Alguna vez que otra, cuando era chaval, escuchaba a modo de recriminación, cuando me despistaba en clase y no sabía contestar alguna pregunta, si me había picado el virus de la estupidez. Y bueno, ahí quedó grabada esa frase en mi memoria dentro del apartado de gracias sin gracia de los profes.

Y por ahí andaba cogiendo polvo en el trastero hasta que leí, por casualidad, que un grupo de norteamericanos, científicos por supuesto, había descubierto el virus de la estupidez. Lógicamente, cuando me topé con semejante titular, lo primero que hice fue esbozar una sonrisa para, a continuación, sumergirme en la lectura del texto.
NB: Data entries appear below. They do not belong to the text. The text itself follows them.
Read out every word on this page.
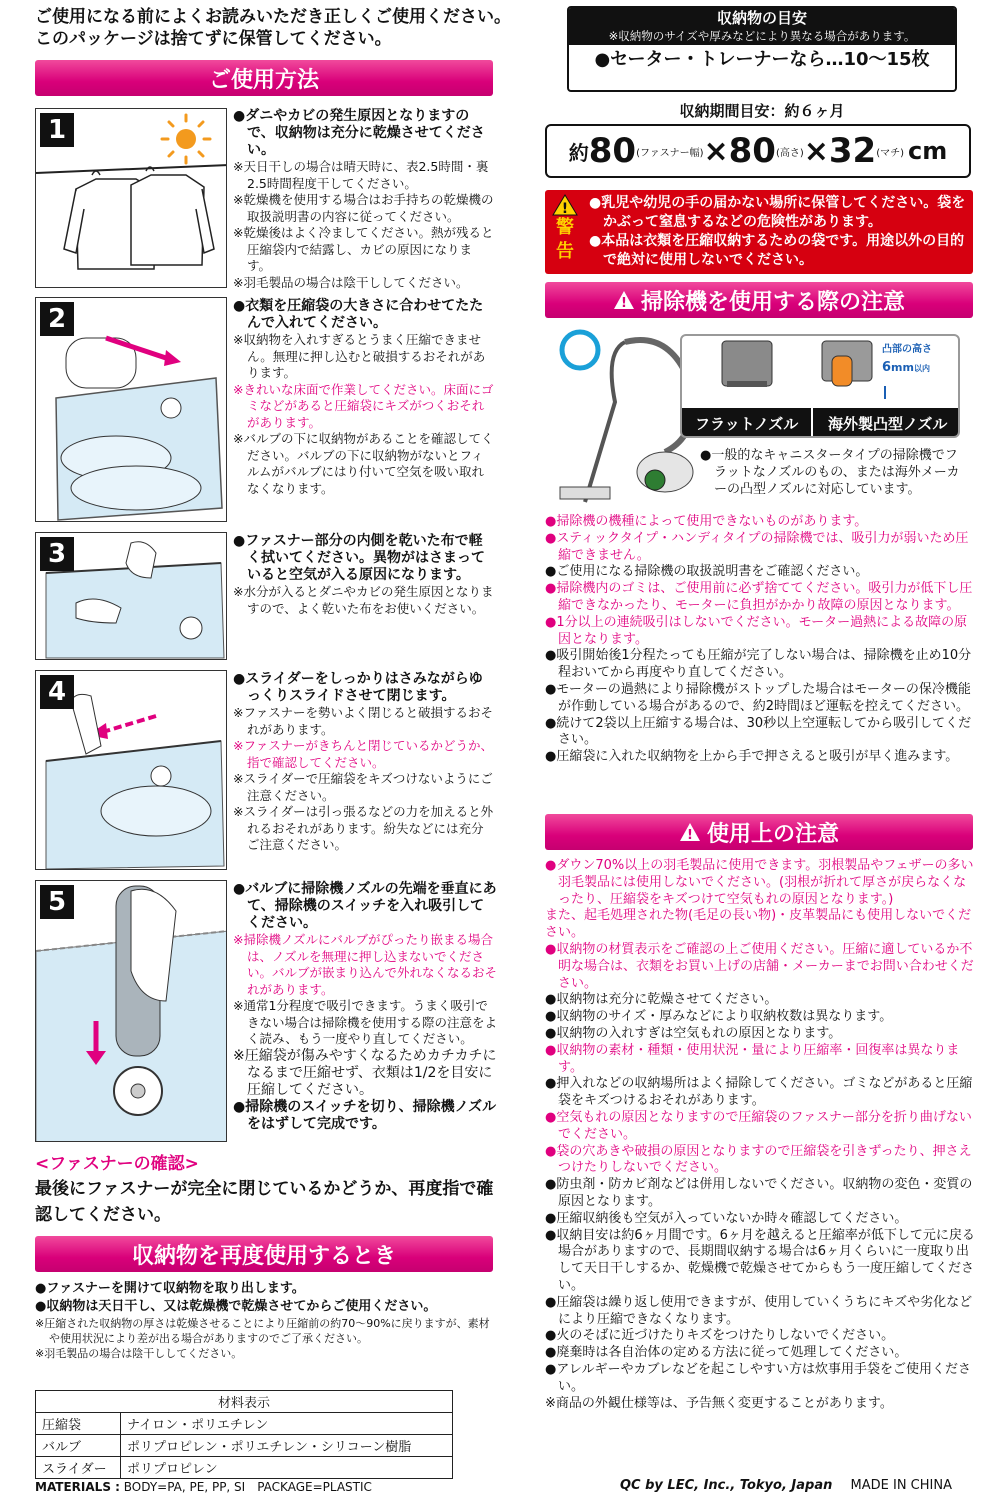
ご使用になる前によくお読みいただき正しくご使用ください。
このパッケージは捨てずに保管してください。
ご使用方法
1	●ダニやカビの発生原因となりますので、収納物は充分に乾燥させてください。

※天日干しの場合は晴天時に、表2.5時間・裏2.5時間程度干してください。

※乾燥機を使用する場合はお手持ちの乾燥機の取扱説明書の内容に従ってください。

※乾燥後はよく冷ましてください。熱が残ると圧縮袋内で結露し、カビの原因になります。

※羽毛製品の場合は陰干ししてください。

2	●衣類を圧縮袋の大きさに合わせてたたんで入れてください。

※収納物を入れすぎるとうまく圧縮できません。無理に押し込むと破損するおそれがあります。

※きれいな床面で作業してください。床面にゴミなどがあると圧縮袋にキズがつくおそれがあります。

※バルブの下に収納物があることを確認してください。バルブの下に収納物がないとフィルムがバルブにはり付いて空気を吸い取れなくなります。

3	●ファスナー部分の内側を乾いた布で軽く拭いてください。異物がはさまっていると空気が入る原因になります。

※水分が入るとダニやカビの発生原因となりますので、よく乾いた布をお使いください。

4	●スライダーをしっかりはさみながらゆっくりスライドさせて閉じます。

※ファスナーを勢いよく閉じると破損するおそれがあります。

※ファスナーがきちんと閉じているかどうか、指で確認してください。

※スライダーで圧縮袋をキズつけないようにご注意ください。

※スライダーは引っ張るなどの力を加えると外れるおそれがあります。紛失などには充分ご注意ください。

5	●バルブに掃除機ノズルの先端を垂直にあて、掃除機のスイッチを入れ吸引してください。

※掃除機ノズルにバルブがぴったり嵌まる場合は、ノズルを無理に押し込まないでください。バルブが嵌まり込んで外れなくなるおそれがあります。

※通常1分程度で吸引できます。うまく吸引できない場合は掃除機を使用する際の注意をよく読み、もう一度やり直してください。

※圧縮袋が傷みやすくなるためカチカチになるまで圧縮せず、衣類は1/2を目安に圧縮してください。

●掃除機のスイッチを切り、掃除機ノズルをはずして完成です。

<ファスナーの確認>
最後にファスナーが完全に閉じているかどうか、再度指で確認してください。
収納物を再度使用するとき

●ファスナーを開けて収納物を取り出します。

●収納物は天日干し、又は乾燥機で乾燥させてからご使用ください。

※圧縮された収納物の厚さは乾燥させることにより圧縮前の約70〜90%に戻りますが、素材や使用状況により差が出る場合がありますのでご了承ください。

※羽毛製品の場合は陰干ししてください。

材料表示	
圧縮袋	ナイロン・ポリエチレン
バルブ	ポリプロピレン・ポリエチレン・シリコーン樹脂
スライダー	ポリプロピレン
MATERIALS : BODY=PA, PE, PP, SI　PACKAGE=PLASTIC
収納物の目安
※収納物のサイズや厚みなどにより異なる場合があります。
●セーター・トレーナーなら…10〜15枚
収納期間目安：約６ヶ月
約 80 (ファスナー幅) × 80 (高さ) × 32 (マチ) cm
!
警
告

●乳児や幼児の手の届かない場所に保管してください。袋をかぶって窒息するなどの危険性があります。

●本品は衣類を圧縮収納するための袋です。用途以外の目的で絶対に使用しないでください。

! 掃除機を使用する際の注意
凸部の高さ
6mm以内
フラットノズル	海外製凸型ノズル

●一般的なキャニスタータイプの掃除機でフラットなノズルのもの、または海外メーカーの凸型ノズルに対応しています。

●掃除機の機種によって使用できないものがあります。

●スティックタイプ・ハンディタイプの掃除機では、吸引力が弱いため圧縮できません。

●ご使用になる掃除機の取扱説明書をご確認ください。

●掃除機内のゴミは、ご使用前に必ず捨ててください。吸引力が低下し圧縮できなかったり、モーターに負担がかかり故障の原因となります。

●1分以上の連続吸引はしないでください。モーター過熱による故障の原因となります。

●吸引開始後1分程たっても圧縮が完了しない場合は、掃除機を止め10分程おいてから再度やり直してください。

●モーターの過熱により掃除機がストップした場合はモーターの保冷機能が作動している場合があるので、約2時間ほど運転を控えてください。

●続けて2袋以上圧縮する場合は、30秒以上空運転してから吸引してください。

●圧縮袋に入れた収納物を上から手で押さえると吸引が早く進みます。

! 使用上の注意

●ダウン70%以上の羽毛製品に使用できます。羽根製品やフェザーの多い羽毛製品には使用しないでください。(羽根が折れて厚さが戻らなくなったり、圧縮袋をキズつけて空気もれの原因となります。)

　また、起毛処理された物(毛足の長い物)・皮革製品にも使用しないでください。

●収納物の材質表示をご確認の上ご使用ください。圧縮に適しているか不明な場合は、衣類をお買い上げの店舗・メーカーまでお問い合わせください。

●収納物は充分に乾燥させてください。

●収納物のサイズ・厚みなどにより収納枚数は異なります。

●収納物の入れすぎは空気もれの原因となります。

●収納物の素材・種類・使用状況・量により圧縮率・回復率は異なります。

●押入れなどの収納場所はよく掃除してください。ゴミなどがあると圧縮袋をキズつけるおそれがあります。

●空気もれの原因となりますので圧縮袋のファスナー部分を折り曲げないでください。

●袋の穴あきや破損の原因となりますので圧縮袋を引きずったり、押さえつけたりしないでください。

●防虫剤・防カビ剤などは併用しないでください。収納物の変色・変質の原因となります。

●圧縮収納後も空気が入っていないか時々確認してください。

●収納目安は約6ヶ月間です。6ヶ月を越えると圧縮率が低下して元に戻る場合がありますので、長期間収納する場合は6ヶ月くらいに一度取り出して天日干しするか、乾燥機で乾燥させてからもう一度圧縮してください。

●圧縮袋は繰り返し使用できますが、使用していくうちにキズや劣化などにより圧縮できなくなります。

●火のそばに近づけたりキズをつけたりしないでください。

●廃棄時は各自治体の定める方法に従って処理してください。

●アレルギーやカブレなどを起こしやすい方は炊事用手袋をご使用ください。

※商品の外観仕様等は、予告無く変更することがあります。

QC by LEC, Inc., Tokyo, Japan MADE IN CHINA
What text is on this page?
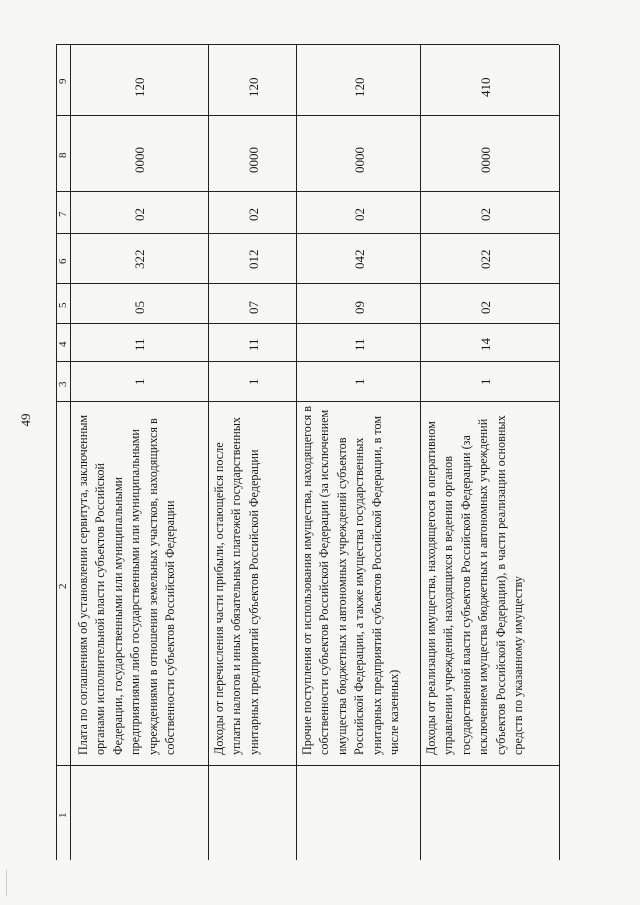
49
1
2
3
4
5
6
7
8
9
Плата по соглашениям об установлении сервитута, заключенным органами исполнительной власти субъектов Российской Федерации, государственными или муниципальными предприятиями либо государственными или муниципальными учреждениями в отношении земельных участков, находящихся в собственности субъектов Российской Федерации
1
11
05
322
02
0000
120
Доходы от перечисления части прибыли, остающейся после уплаты налогов и иных обязательных платежей государственных унитарных предприятий субъектов Российской Федерации
1
11
07
012
02
0000
120
Прочие поступления от использования имущества, находящегося в собственности субъектов Российской Федерации (за исключением имущества бюджетных и автономных учреждений субъектов Российской Федерации, а также имущества государственных унитарных предприятий субъектов Российской Федерации, в том числе казенных)
1
11
09
042
02
0000
120
Доходы от реализации имущества, находящегося в оперативном управлении учреждений, находящихся в ведении органов государственной власти субъектов Российской Федерации (за исключением имущества бюджетных и автономных учреждений субъектов Российской Федерации), в части реализации основных средств по указанному имуществу
1
14
02
022
02
0000
410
Y aunque no tiene por qué ser el responsable del número de estultos que pueblan la Tierra, ciertamente su infección puede provocar problemas de discernimiento y atención en aquellos contagiados. El virus ha sido bautizado como ATCV-1,  y en principio se creía que solo colonizaba las algas, pero también puede anidar en las gargantas humanas.

Cuando nos invade, este virus afecta directamente al funcionamiento de la corteza cerebral, provocando su inflamación, hecho que a su vez tiene una acción directa sobre el pensamiento (alterarlo, hacerlo más lento o incluso transformarlo), según creen los investigadores.
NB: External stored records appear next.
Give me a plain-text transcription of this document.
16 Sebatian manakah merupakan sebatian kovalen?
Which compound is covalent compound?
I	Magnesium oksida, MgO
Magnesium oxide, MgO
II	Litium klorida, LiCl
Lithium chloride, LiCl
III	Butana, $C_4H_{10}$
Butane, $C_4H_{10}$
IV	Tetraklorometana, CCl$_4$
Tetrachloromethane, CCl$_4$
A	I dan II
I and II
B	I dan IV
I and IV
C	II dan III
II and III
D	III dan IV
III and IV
De hecho, alguna de las pruebas realizadas confirmaron que las personas contagiadas por el virus tenían un coeficiente intelectual más bajo o presentaban problemas de atención o menor conciencia espacial que los que viven sin su presencia en el organismo.

Para probar esa percepción, los investigadores realizaron las pertinentes pruebas en animales y pudieron observar que los ratones infectados presentaban menores habilidades cognitivas o capacidad motriz que el resto y que tenían afectado el hipocampo, el área cerebral directamente relacionada con el aprendizaje y la formación de la memoria.

Así que, técnicamente hablando, ese virus del que me hablaban mis profesores existe. Ahora lo que corresponde es desarrollar un test para saber si realmente está más extendido de lo que creemos o simplemente es uno de tantos virus que circulan por ahí pero del que raramente nos infectamos.